The Second Amendment to the United States Constitution says: “A well regulated Militia, being necessary to the security of a free State, the right of the people to keep and bear Arms, shall not be infringed.” From its inception, the Second Amendment has allowed well-trained civilians to be less reliant on the military and law enforcement to defend themselves during times of emergency.
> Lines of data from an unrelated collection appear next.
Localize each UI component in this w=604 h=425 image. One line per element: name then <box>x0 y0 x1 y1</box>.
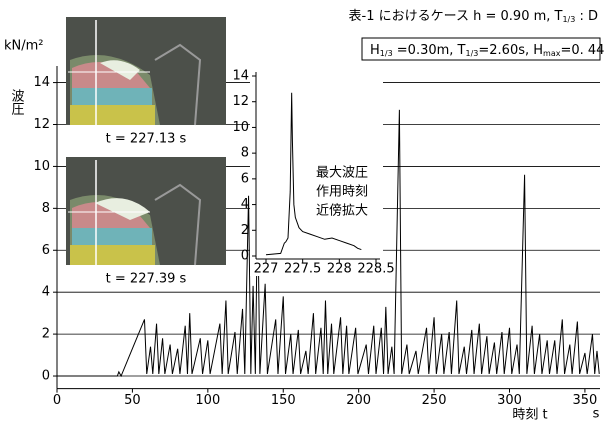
y-tick-label: 2 <box>42 327 50 342</box>
x-tick-label: 50 <box>124 393 141 408</box>
annotation: 作用時刻 <box>316 185 368 200</box>
y-tick-label: 12 <box>232 94 249 109</box>
y-axis-label: 波圧 <box>9 89 25 115</box>
photo <box>66 17 226 125</box>
x-tick-label: 227.5 <box>284 262 321 277</box>
photo-caption: t = 227.13 s <box>106 132 187 147</box>
y-tick-label: 6 <box>241 171 249 186</box>
text-part: max <box>543 49 561 58</box>
y-tick-label: 6 <box>42 243 50 258</box>
figure: 02468101214050100150200250300350波圧kN/m²時… <box>0 0 604 425</box>
x-tick-label: 250 <box>422 393 447 408</box>
y-tick-label: 10 <box>232 120 249 135</box>
y-axis-unit: kN/m² <box>4 39 44 54</box>
y-tick-label: 8 <box>42 201 50 216</box>
annotation: 近傍拡大 <box>316 203 368 219</box>
photos: t = 227.13 s t = 227.39 s <box>66 17 226 291</box>
text-part: 1/3 <box>380 49 393 58</box>
text-part: H <box>370 43 380 58</box>
y-tick-label: 4 <box>42 285 50 300</box>
case-title: 表-1 におけるケース h = 0.90 m, T1/3 : D <box>349 9 598 24</box>
x-axis-label: 時刻 t <box>512 408 547 423</box>
x-axis-unit: s <box>593 407 600 422</box>
photo-caption: t = 227.39 s <box>106 272 187 287</box>
text-part: : D <box>575 9 598 24</box>
text-part: =0. 44m <box>560 43 604 58</box>
text-part: 1/3 <box>562 15 575 24</box>
x-tick-label: 200 <box>346 393 371 408</box>
photo <box>66 157 226 265</box>
y-tick-label: 2 <box>241 223 249 238</box>
x-tick-label: 228 <box>327 262 352 277</box>
text-part: =0.30m, T <box>393 43 466 58</box>
y-tick-label: 0 <box>241 249 249 264</box>
x-tick-label: 0 <box>53 393 61 408</box>
x-tick-label: 150 <box>271 393 296 408</box>
x-tick-label: 300 <box>497 393 522 408</box>
x-tick-label: 227 <box>254 262 279 277</box>
y-tick-label: 0 <box>42 369 50 384</box>
y-tick-label: 10 <box>33 159 50 174</box>
text-part: =2.60s, H <box>478 43 543 58</box>
x-tick-label: 228.5 <box>357 262 394 277</box>
y-tick-label: 12 <box>33 117 50 132</box>
x-tick-label: 100 <box>195 393 220 408</box>
y-tick-label: 14 <box>232 69 249 84</box>
text-part: 表-1 におけるケース h = 0.90 m, T <box>349 9 563 24</box>
y-tick-label: 14 <box>33 75 50 90</box>
y-tick-label: 8 <box>241 146 249 161</box>
conditions: H1/3 =0.30m, T1/3=2.60s, Hmax=0. 44m <box>370 43 604 58</box>
y-tick-label: 4 <box>241 197 249 212</box>
text-part: 1/3 <box>466 49 479 58</box>
annotation: 最大波圧 <box>316 166 368 181</box>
Las Vegas. Parkland. El Paso. Dayton. Mass shootings in the United States have been on the rise since the shooting at Columbine High School in 1999. Why? The National Rifle Association, or the NRA, prevents any gun control legislation, allowing anyone to own a gun, even those with malicious intent. The organization advocates for the individual’s right to bear arms. It plays a key role in shaping modern American politics, evident when former President Barack Obama tried to propose gun-control laws after the 2012 Sandy Hook school shooting but could not due to opposition from the organization. Though the NRA claims to support the Second Amendment, its advocacy is false. For instance, the NRA’s Institute for Legislative Action believes that “the Second Amendment protects the right of the people to keep and bear arms for the defense of life and liberty.” By ignoring the ‘well-regulated militia’ part of the Second Amendment, the NRA misleads Americans into believing anyone can own a gun for any reason.
The loophole in the gun purchase system has been linked to the rise in mass shootings. If a background check is not done within three business days by the FBI, the customer is allowed to buy a gun without one. In 2015, this loophole allowed a white supremacist with a history of drug possession to purchase a gun that he used to kill nine people in a black church in Charleston, South Carolina. In 2017, the FBI failed to complete 3.59% of the 8.6 million background checks done in that year.
A possible solution is to eradicate the three-day business rule and to pass a law similar to the one Australia has, where gun owners must have a ‘genuine reason to purchase arms’. Self-defense is not a genuine reason in Australia whereas in America it is the most common reason. Another potential solution is to regulate bullets rather than the arms themselves. This allows supporters of the Second Amendment to own guns and provides an obstacle to shooters, pleasing both parties of the gun control debate.
The flawed interpretation of the Second Amendment by the NRA has motivated untrained civilians to buy guns without background checks. We must modify the present system to put an end to the epidemic of gun violence.